La Iglesia que peregrina con los migrantes

Uno de los aspectos menos comprendidos sobre la vida de la Iglesia es su modo de trabajar. Entre prejuicios y sociologismos se piensa que existe una élite encargada de elaborar una planeación centralizada, políticamente orientada, para después filtrarla a las bases. Si tal fuera el caso, la Iglesia no hubiera superado la segunda generación de cristianos.

De hecho, actuar así es considerado un vicio grave al cual llamamos “clericalismo”, la reducción de la vida eclesiástica a una élite burocrática de la cual se espera todo y a la cual aspiran todos. Un pecado que es necesario combatir constantemente.

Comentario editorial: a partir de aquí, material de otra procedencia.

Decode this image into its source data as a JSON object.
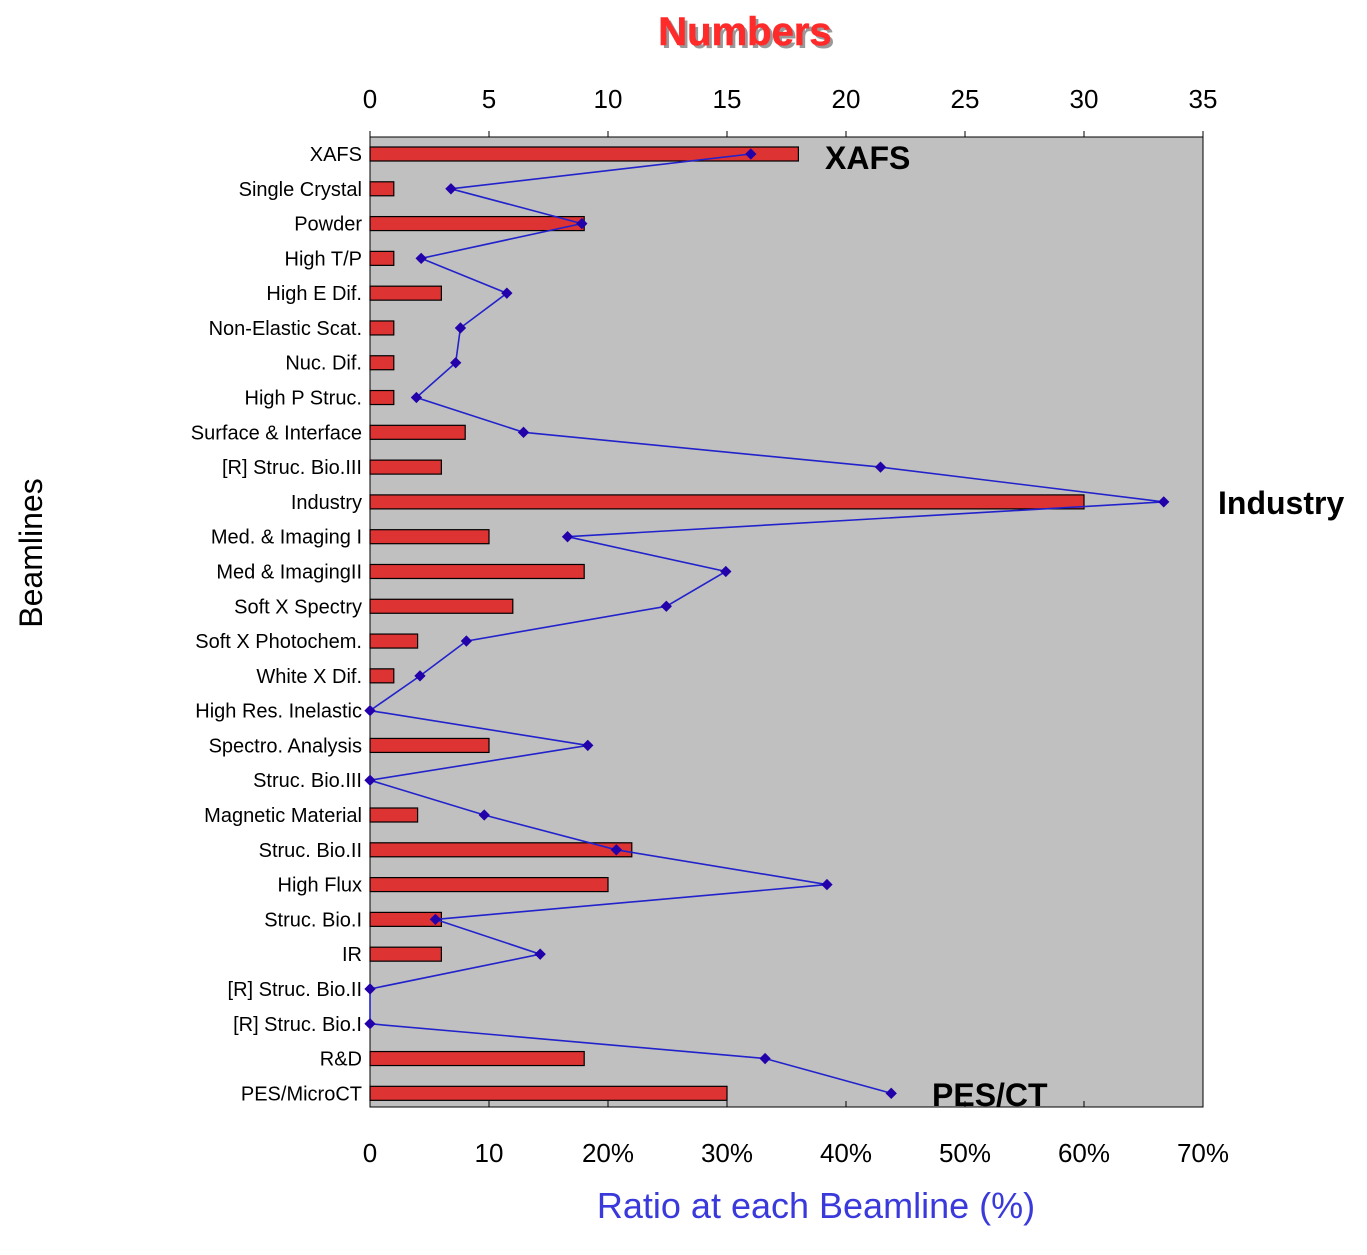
{
  "chart_data": {
    "type": "bar",
    "title": "Numbers",
    "xlabel": "Ratio at each Beamline (%)",
    "ylabel": "Beamlines",
    "top_axis": {
      "label": "Numbers",
      "range": [
        0,
        35
      ],
      "ticks": [
        "0",
        "5",
        "10",
        "15",
        "20",
        "25",
        "30",
        "35"
      ]
    },
    "bottom_axis": {
      "label": "Ratio at each Beamline (%)",
      "range": [
        0,
        70
      ],
      "ticks": [
        "0",
        "10",
        "20%",
        "30%",
        "40%",
        "50%",
        "60%",
        "70%"
      ]
    },
    "grid": false,
    "colors": {
      "bar": "#dd3333",
      "line": "#2222cc",
      "marker": "#2200aa",
      "plot_bg": "#c0c0c0",
      "title": "#ff2a2a",
      "xlabel": "#3a3adc"
    },
    "categories": [
      "XAFS",
      "Single Crystal",
      "Powder",
      "High T/P",
      "High E Dif.",
      "Non-Elastic Scat.",
      "Nuc. Dif.",
      "High P Struc.",
      "Surface & Interface",
      "[R] Struc. Bio.III",
      "Industry",
      "Med. & Imaging I",
      "Med & ImagingII",
      "Soft X Spectry",
      "Soft X Photochem.",
      "White X Dif.",
      "High Res. Inelastic",
      "Spectro. Analysis",
      "Struc. Bio.III",
      "Magnetic Material",
      "Struc. Bio.II",
      "High Flux",
      "Struc. Bio.I",
      "IR",
      "[R] Struc. Bio.II",
      "[R] Struc. Bio.I",
      "R&D",
      "PES/MicroCT"
    ],
    "series": [
      {
        "type": "bar",
        "axis": "top",
        "values": [
          18,
          1,
          9,
          1,
          3,
          1,
          1,
          1,
          4,
          3,
          30,
          5,
          9,
          6,
          2,
          1,
          0,
          5,
          0,
          2,
          11,
          10,
          3,
          3,
          0,
          0,
          9,
          15
        ]
      },
      {
        "type": "line",
        "axis": "bottom",
        "values": [
          32,
          6.8,
          17.8,
          4.3,
          11.5,
          7.6,
          7.2,
          3.9,
          12.9,
          42.9,
          66.7,
          16.6,
          29.9,
          24.9,
          8.1,
          4.2,
          0,
          18.3,
          0,
          9.6,
          20.7,
          38.4,
          5.5,
          14.3,
          0,
          0,
          33.2,
          43.8
        ]
      }
    ],
    "annotations": [
      "XAFS",
      "Industry",
      "PES/CT"
    ]
  }
}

La Iglesia es un pueblo que camina en la historia con y en busca de Dios, al cual se le encuentra en Cristo y su palabra, en la liturgia, los sacramentos, la oración y en el prójimo. Creer, celebrar y actuar es el modo natural de ser Iglesia. Un buen ejemplo es la relación de la Iglesia en México con los migrantes, dada a conocer en el “Estudio sobre las casas de migrantes católicas”, publicado por el Observatorio Nacional de la Conferencia del Episcopado Mexicano. No fue hecho para encontrar las líneas maestras de una planeación centralizada; sino para dar cuenta, y darnos cuenta, de las múltiples iniciativas de acompañamiento de los católicos a los migrantes mexicanos y extranjeros que cruzan el territorio nacional, así como a los deportados desde el país del norte.

Lo que descubrimos en el estudio es una pluralidad de iniciativas, acorde a realidades muy concretas, impulsadas indistintamente por laicos, religiosos, sacerdotes, párrocos, obispos, quienes actúan con gran sentido eclesial y, por lo mismo, de servicio. De norte a sur, cruzando ambas fronteras, se identifica una red de módulos de atención al deportado, albergues para mujeres y niños mayores de trece (los menores son canalizados al DIF), comedores, dispensarios médicos, albergues para mayores de dieciocho años, brigadistas de atención inmediata e iniciativas de investigación. Un accionar limitado en recursos materiales; pero abundante en imaginación. La pastoral de movilidad humana es una vasta y basta tierra de misión, definida como una gran espiral que va desde la realidad concreta de la persona, hasta gobiernos y organismos internacionales; en la cual participan católicos y no católicos con un mismo propósito.

Estas iniciativas hacia los migrantes no surgen de la actual coyuntura, si bien se multiplican por las circunstancias. Siempre han estado ahí, desde los primeros tiempos, como una de las catorce obras capitales de caridad, dejando su huella en la historia. Por ejemplo, en la arquitectura de nuestros viejos conventos coloniales con sus portales de peregrinos. Ayer como hoy, en la Iglesia los migrantes pueden encontrar algo más que un necesario plato de sopa, un lugar seguro para dormir y reponer fuerzas, detalles que, en no pocas ocasiones, hacen la diferencia entre la vida y la muerte.

En esta relación con los migrantes podemos observar cómo actúa la Iglesia en lo cotidiano de su vida, como sociedad civil en movimiento, con sus distintos sectores colaborando en múltiples iniciativas. Por eso los obispos son tan importantes. Son líderes religiosos de sus comunidades, cuya influencia es mayor cuanto mejor puedan leer las realidades humanas con la mirada del Evangelio. Como dice el Papa Francisco, cual pastores que saben caminar delante del rebaño para guiarlo e incluso acicatearlo cuando la desidia o los lobos acechan; en medio para acompañar y dialogar y; atrás, siguiendo al rebaño cuya sabiduría natural sabe encontrar nuevos pastos. Ellos son los maestros que deben mantener firme la doctrina recibida, para enseñar a mirar a las personas con misericordia. No son políticos, mucho menos burócratas; son pastores a quienes la tentación clericalista ataca con especial virulencia. Como dice el dicho, el Diablo sabe a quién se le aparece.

Ahora bien, este modo de ser Iglesia implica acciones proféticas que, en ocasiones, requieren la denuncia de injusticias cometidas por quienes detentan el poder. Entonces, cierto grado de confrontación se vuelve inevitable. Por lo regular, el diálogo obra milagros. En su extremo, si son narcos secuestran y asesinan agentes de pastoral; si son políticos, presionan por diversos medios para callar a la Iglesia. En cualquier caso, la persecución cruza el umbral de la amenaza. Si alguien tiene dudas, observe lo que en estos momentos sucede en la diócesis de Cuernavaca, donde el obispo Ramón Castro sufre las consecuencias de ser, simple y llanamente, pastor de una Iglesia en movimiento.